L’autre dimension perçue par le consommateur est celle de la consumation : je consomme, donc je participe au processus de destruction de la planète. Cette attitude est le résultat de la prise de conscience des menaces environnementales liées à la fabrication, l’achat, l’utilisation et l’élimination des produits, objets et services. L’économie ne peut plus exister aujourd’hui sans que l’on se préoccupe d’écologie (concept de développement durable). Pour réconcilier les approches, on devrait parler d’écolonomie. 

Choquées par ces bouleversements et la mise en cause de leur rôle, voire de leur légitimité, les entreprises et les marques ont (un peu) réagi. Elles l’ont d’abord fait, de façon assez caricaturale, en délivrant quasiment toutes le même message, à l’intérieur comme à l’extérieur, exprimé par les mêmes mots : il s’agissait de “mettre le client au centre de la réflexion” (variantes : de leur stratégie, de leur action, de leurs pratiques). Comme si elles découvraient soudain que le client est au centre du jeu, qu’il a le pouvoir de dire “oui” mais aussi “non”. Elles ont accompli cette “révolution” avec une sincérité et une efficacité inégales. Elles ont aussi découvert, expérimenté et apprivoisé les nouveaux modes de communication, qui ont inversé le rapport de forces traditionnel entre l’offre et la demande, au profit de cette dernière.

Dans le processus, un certain nombre de marques ont subi une désaffection sensible ; celles en tout cas qui n’ont pas su tenir leurs promesses aux yeux de leurs clients, ou qui ont cessé de faire rêver leurs prospects. Nées parfois depuis plus d’un siècle, beaucoup se sont en effet “institutionnalisées”, se renouvelant plus dans la forme que dans le fond. La crise aidant, elles sont devenues des signes extérieurs de richesse (même en dehors de l’univers du luxe) dans un monde qui se sentait de plus en plus paupérisé.

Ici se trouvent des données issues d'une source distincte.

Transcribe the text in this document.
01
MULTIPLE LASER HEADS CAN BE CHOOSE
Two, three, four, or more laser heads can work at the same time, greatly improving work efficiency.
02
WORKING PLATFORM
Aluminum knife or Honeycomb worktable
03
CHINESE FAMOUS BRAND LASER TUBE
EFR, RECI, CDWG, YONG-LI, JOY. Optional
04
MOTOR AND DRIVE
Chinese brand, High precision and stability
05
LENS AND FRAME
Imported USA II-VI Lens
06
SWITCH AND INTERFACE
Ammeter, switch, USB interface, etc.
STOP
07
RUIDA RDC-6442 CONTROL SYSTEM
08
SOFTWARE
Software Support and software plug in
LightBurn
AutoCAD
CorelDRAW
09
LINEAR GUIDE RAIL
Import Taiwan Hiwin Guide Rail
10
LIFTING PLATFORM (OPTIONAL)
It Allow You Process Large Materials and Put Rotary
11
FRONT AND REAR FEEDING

Elles ont continué de faire preuve d’ostentation, voire d'arrogance dans une société qui attendait de la modestie de la part des acteurs de la vie économique, sociale, politique, médiatique ou culturelle. Elles ont perdu de la crédibilité et de la complicité, vecteurs de la confiance.
Elles ont ainsi fait le jeu et le lit des “marques de distributeurs”, inventées par ces derniers pour les contrer. Les MDD ont réussi à s’imposer et à s’installer dans l’esprit de consommateurs en quête d’une qualité équivalente à celle des marques dites “nationales” avec un avantage prix indiscutable. Elles ont conquis selon les secteurs des parts de marché significatives (28 à 35 % en valeur selon les sources). Elles sont même parfois en position de leader (plus de 60 % pour les conserves de tomates, 50 % pour les entrées ou les plats surgelés, 45 % pour les huiles… pour ne parler que de l’alimentaire).

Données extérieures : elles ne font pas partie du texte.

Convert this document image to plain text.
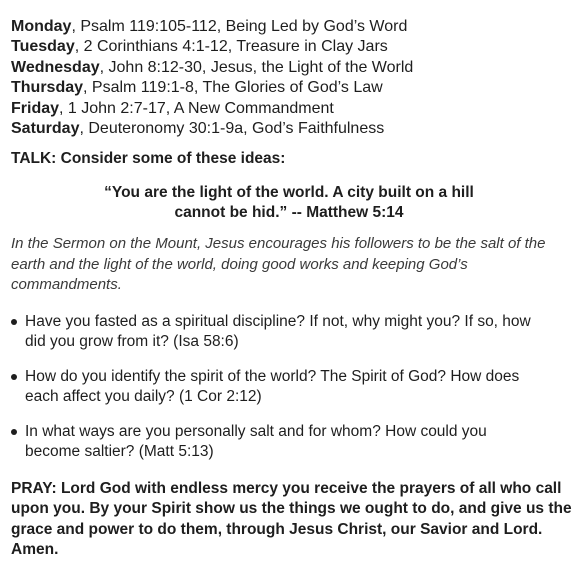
Monday, Psalm 119:105-112, Being Led by God’s Word
Tuesday, 2 Corinthians 4:1-12, Treasure in Clay Jars
Wednesday, John 8:12-30, Jesus, the Light of the World
Thursday, Psalm 119:1-8, The Glories of God’s Law
Friday, 1 John 2:7-17, A New Commandment
Saturday, Deuteronomy 30:1-9a, God’s Faithfulness
TALK: Consider some of these ideas:
“You are the light of the world. A city built on a hill
cannot be hid.” -- Matthew 5:14
In the Sermon on the Mount, Jesus encourages his followers to be the salt of the
earth and the light of the world, doing good works and keeping God’s
commandments.
Have you fasted as a spiritual discipline? If not, why might you? If so, how
did you grow from it? (Isa 58:6)
How do you identify the spirit of the world? The Spirit of God? How does
each affect you daily? (1 Cor 2:12)
In what ways are you personally salt and for whom? How could you
become saltier? (Matt 5:13)
PRAY: Lord God with endless mercy you receive the prayers of all who call
upon you. By your Spirit show us the things we ought to do, and give us the
grace and power to do them, through Jesus Christ, our Savior and Lord.
Amen.
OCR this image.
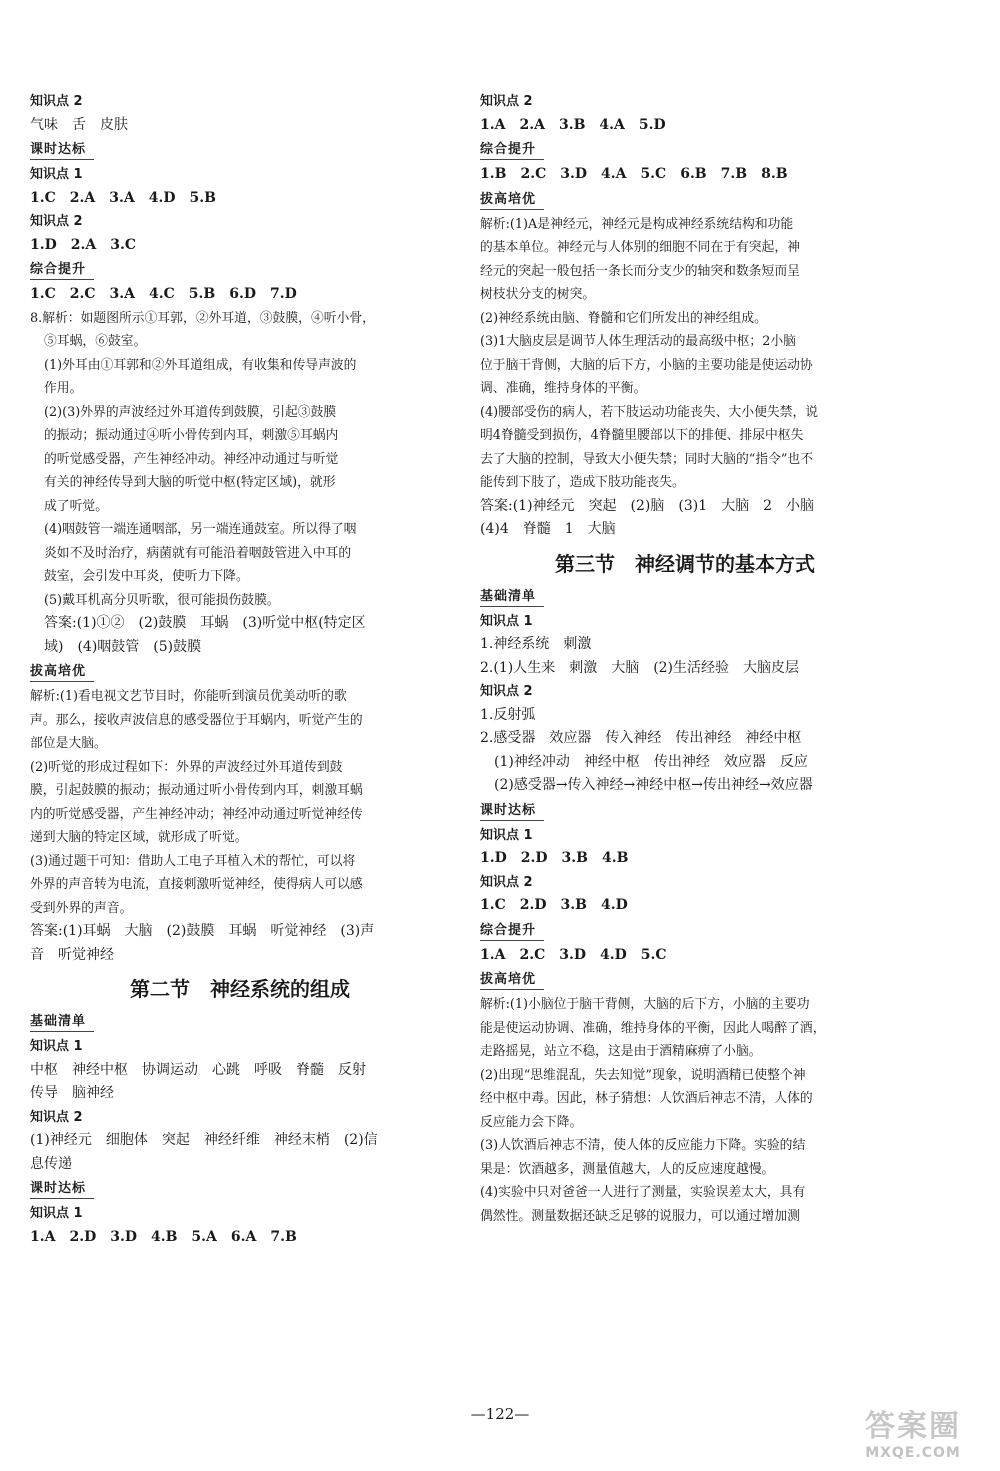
知识点 2
气味　舌　皮肤
课时达标
知识点 1
1.C　2.A　3.A　4.D　5.B
知识点 2
1.D　2.A　3.C
综合提升
1.C　2.C　3.A　4.C　5.B　6.D　7.D
8.解析：如题图所示①耳郭，②外耳道，③鼓膜，④听小骨，
⑤耳蜗，⑥鼓室。
(1)外耳由①耳郭和②外耳道组成，有收集和传导声波的
作用。
(2)(3)外界的声波经过外耳道传到鼓膜，引起③鼓膜
的振动；振动通过④听小骨传到内耳，刺激⑤耳蜗内
的听觉感受器，产生神经冲动。神经冲动通过与听觉
有关的神经传导到大脑的听觉中枢(特定区域)，就形
成了听觉。
(4)咽鼓管一端连通咽部，另一端连通鼓室。所以得了咽
炎如不及时治疗，病菌就有可能沿着咽鼓管进入中耳的
鼓室，会引发中耳炎，使听力下降。
(5)戴耳机高分贝听歌，很可能损伤鼓膜。
答案:(1)①②　(2)鼓膜　耳蜗　(3)听觉中枢(特定区
域)　(4)咽鼓管　(5)鼓膜
拔高培优
解析:(1)看电视文艺节目时，你能听到演员优美动听的歌
声。那么，接收声波信息的感受器位于耳蜗内，听觉产生的
部位是大脑。
(2)听觉的形成过程如下：外界的声波经过外耳道传到鼓
膜，引起鼓膜的振动；振动通过听小骨传到内耳，刺激耳蜗
内的听觉感受器，产生神经冲动；神经冲动通过听觉神经传
递到大脑的特定区域，就形成了听觉。
(3)通过题干可知：借助人工电子耳植入术的帮忙，可以将
外界的声音转为电流，直接刺激听觉神经，使得病人可以感
受到外界的声音。
答案:(1)耳蜗　大脑　(2)鼓膜　耳蜗　听觉神经　(3)声
音　听觉神经
第二节　神经系统的组成
基础清单
知识点 1
中枢　神经中枢　协调运动　心跳　呼吸　脊髓　反射
传导　脑神经
知识点 2
(1)神经元　细胞体　突起　神经纤维　神经末梢　(2)信
息传递
课时达标
知识点 1
1.A　2.D　3.D　4.B　5.A　6.A　7.B
知识点 2
1.A　2.A　3.B　4.A　5.D
综合提升
1.B　2.C　3.D　4.A　5.C　6.B　7.B　8.B
拔高培优
解析:(1)A是神经元，神经元是构成神经系统结构和功能
的基本单位。神经元与人体别的细胞不同在于有突起，神
经元的突起一般包括一条长而分支少的轴突和数条短而呈
树枝状分支的树突。
(2)神经系统由脑、脊髓和它们所发出的神经组成。
(3)1大脑皮层是调节人体生理活动的最高级中枢；2小脑
位于脑干背侧，大脑的后下方，小脑的主要功能是使运动协
调、准确，维持身体的平衡。
(4)腰部受伤的病人，若下肢运动功能丧失、大小便失禁，说
明4脊髓受到损伤，4脊髓里腰部以下的排便、排尿中枢失
去了大脑的控制，导致大小便失禁；同时大脑的“指令”也不
能传到下肢了，造成下肢功能丧失。
答案:(1)神经元　突起　(2)脑　(3)1　大脑　2　小脑
(4)4　脊髓　1　大脑
第三节　神经调节的基本方式
基础清单
知识点 1
1.神经系统　刺激
2.(1)人生来　刺激　大脑　(2)生活经验　大脑皮层
知识点 2
1.反射弧
2.感受器　效应器　传入神经　传出神经　神经中枢
(1)神经冲动　神经中枢　传出神经　效应器　反应
(2)感受器→传入神经→神经中枢→传出神经→效应器
课时达标
知识点 1
1.D　2.D　3.B　4.B
知识点 2
1.C　2.D　3.B　4.D
综合提升
1.A　2.C　3.D　4.D　5.C
拔高培优
解析:(1)小脑位于脑干背侧，大脑的后下方，小脑的主要功
能是使运动协调、准确，维持身体的平衡，因此人喝醉了酒，
走路摇晃，站立不稳，这是由于酒精麻痹了小脑。
(2)出现“思维混乱，失去知觉”现象，说明酒精已使整个神
经中枢中毒。因此，林子猜想：人饮酒后神志不清，人体的
反应能力会下降。
(3)人饮酒后神志不清，使人体的反应能力下降。实验的结
果是：饮酒越多，测量值越大，人的反应速度越慢。
(4)实验中只对爸爸一人进行了测量，实验误差太大，具有
偶然性。测量数据还缺乏足够的说服力，可以通过增加测
—122—	答案圈
MXQE.COM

Des marques nationales aux marques de consommateurs

Pour faire face à la désaffection à leur égard et à la croissance continue des marques de distributeurs, reconquérir le terrain et la confiance perdus, les marques classiques doivent maintenant se réinventer. Comment ? En bouclant la boucle, et en inventant des “marques de consommateurs”.
Cela implique de repenser le rôle et le fonctionnement des entreprises, et de refonder les éléments du “marketing mix” traditionnel. Ainsi, les produits seront définis, testés et sélectionnés en association avec des consommateurs volontaires. La production sera assurée par un fabricant si possible non délocalisé (afin de ne pas rendre les consommateurs complices d’une perte de valeur économique). Elle sera contrôlée par un “comité de consommateurs” concernés et compétents (et sans doute dédommagés pour le travail fourni).

Les prix, éléments déterminants de l’offre, seront fixés en liaison avec le “comité”, en toute transparence. Une partie des profits réalisés pourra être réinvestie dans des baisses de prix, permettant d’accroître la part de marché.
La distribution sera assurée dans les réseaux choisis par les consommateurs, le référencement étant poussé par eux dans les circuits et points de vente de leur choix.

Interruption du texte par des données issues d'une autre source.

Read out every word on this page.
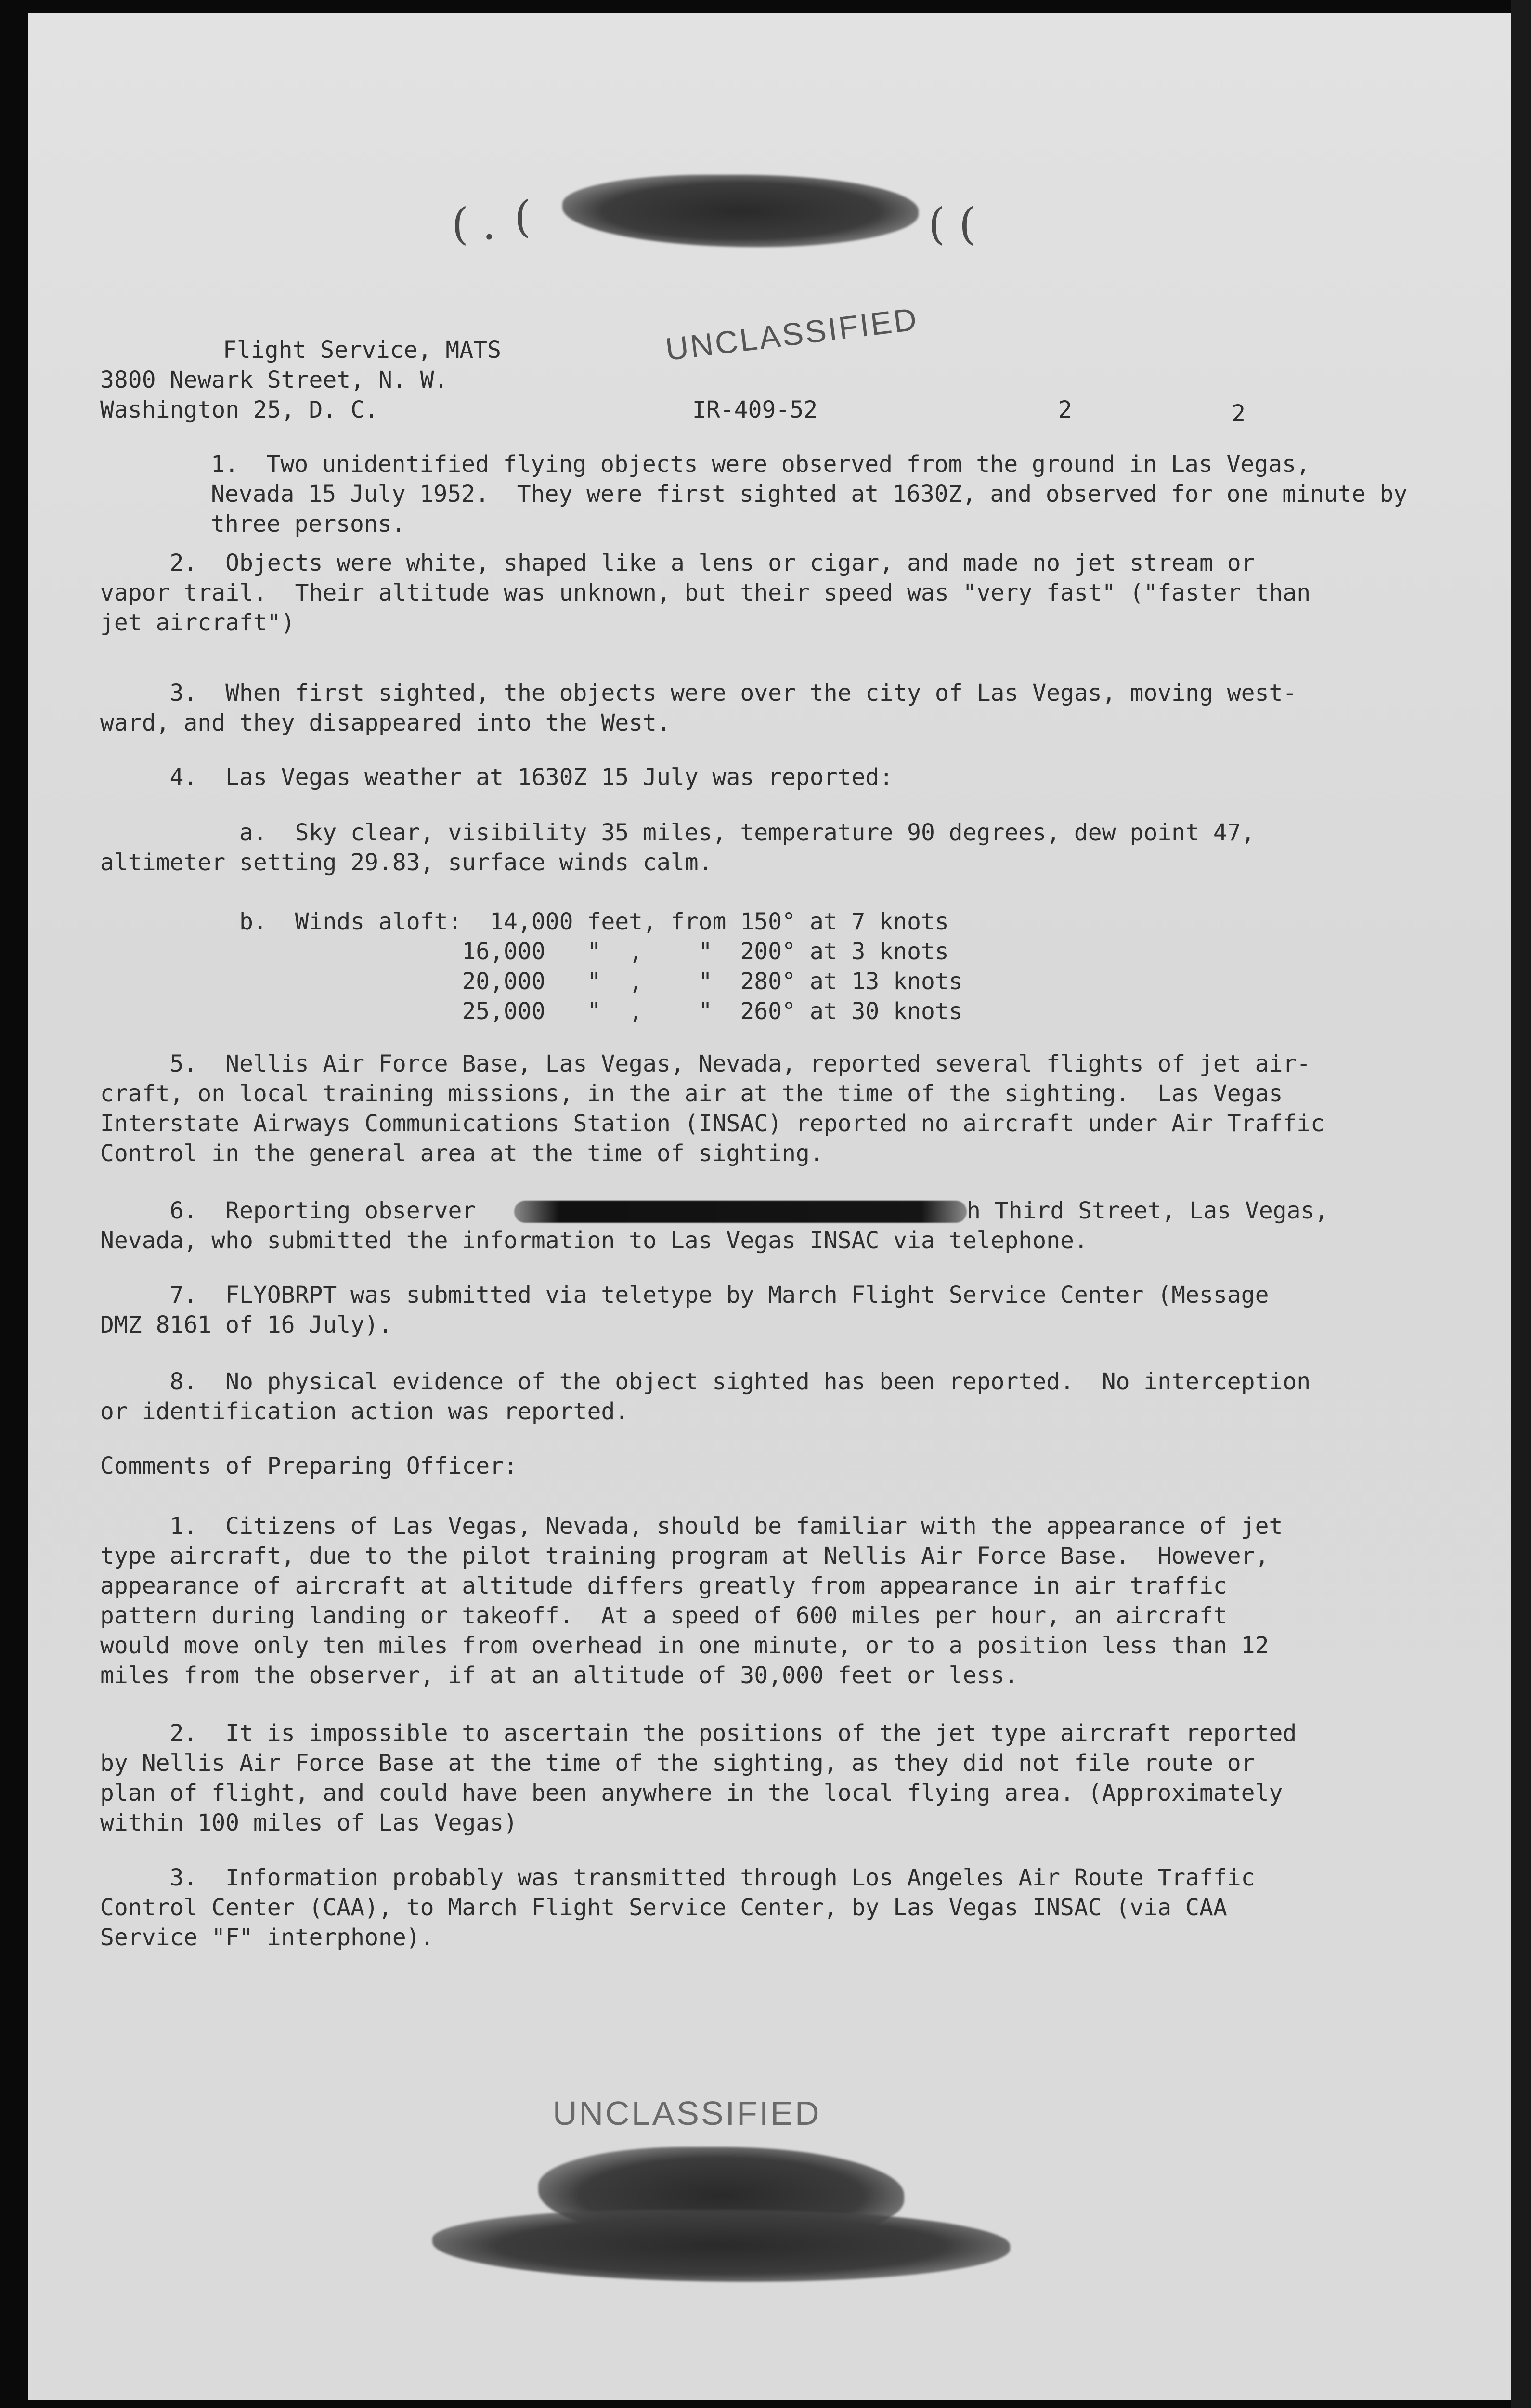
( . (	( (
Flight Service, MATS
3800 Newark Street, N. W.
Washington 25, D. C.
UNCLASSIFIED
IR-409-52	2	2
1.  Two unidentified flying objects were observed from the ground in Las Vegas,
Nevada 15 July 1952.  They were first sighted at 1630Z, and observed for one minute by
three persons.
2.  Objects were white, shaped like a lens or cigar, and made no jet stream or
vapor trail.  Their altitude was unknown, but their speed was "very fast" ("faster than
jet aircraft")
3.  When first sighted, the objects were over the city of Las Vegas, moving west-
ward, and they disappeared into the West.
4.  Las Vegas weather at 1630Z 15 July was reported:
a.  Sky clear, visibility 35 miles, temperature 90 degrees, dew point 47,
altimeter setting 29.83, surface winds calm.
b.  Winds aloft:  14,000 feet, from 150° at 7 knots
16,000   "  ,    "  200° at 3 knots
20,000   "  ,    "  280° at 13 knots
25,000   "  ,    "  260° at 30 knots
5.  Nellis Air Force Base, Las Vegas, Nevada, reported several flights of jet air-
craft, on local training missions, in the air at the time of the sighting.  Las Vegas
Interstate Airways Communications Station (INSAC) reported no aircraft under Air Traffic
Control in the general area at the time of sighting.
6.  Reporting observer	h Third Street, Las Vegas,
Nevada, who submitted the information to Las Vegas INSAC via telephone.
7.  FLYOBRPT was submitted via teletype by March Flight Service Center (Message
DMZ 8161 of 16 July).
8.  No physical evidence of the object sighted has been reported.  No interception
or identification action was reported.
Comments of Preparing Officer:
1.  Citizens of Las Vegas, Nevada, should be familiar with the appearance of jet
type aircraft, due to the pilot training program at Nellis Air Force Base.  However,
appearance of aircraft at altitude differs greatly from appearance in air traffic
pattern during landing or takeoff.  At a speed of 600 miles per hour, an aircraft
would move only ten miles from overhead in one minute, or to a position less than 12
miles from the observer, if at an altitude of 30,000 feet or less.
2.  It is impossible to ascertain the positions of the jet type aircraft reported
by Nellis Air Force Base at the time of the sighting, as they did not file route or
plan of flight, and could have been anywhere in the local flying area. (Approximately
within 100 miles of Las Vegas)
3.  Information probably was transmitted through Los Angeles Air Route Traffic
Control Center (CAA), to March Flight Service Center, by Las Vegas INSAC (via CAA
Service "F" interphone).
UNCLASSIFIED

Enfin, la communication sera pilotée et prise en charge par les consommateurs et diffusée par les médias auxquels ils ont accès (blogs, réseaux sociaux, forums…). Les clients seront ainsi à la fois des fournisseurs, des adhérents, des médias, des distributeurs, des ambassadeurs… et des acheteurs. Peut-être aussi, pour certains, des actionnaires.

Un bilan écologique global sera réalisé depuis l’amont jusqu’à l’élimination des produits afin de s’assurer que la marque est “responsable”… et le faire savoir. À toutes les étapes du processus, la transparence sera totale. Ainsi, un compte d’exploitation détaillé sera mis à la disposition de tous. De même, la constitution du prix de vente final sera détaillée à chaque phase, avec une indication des marges correspondantes.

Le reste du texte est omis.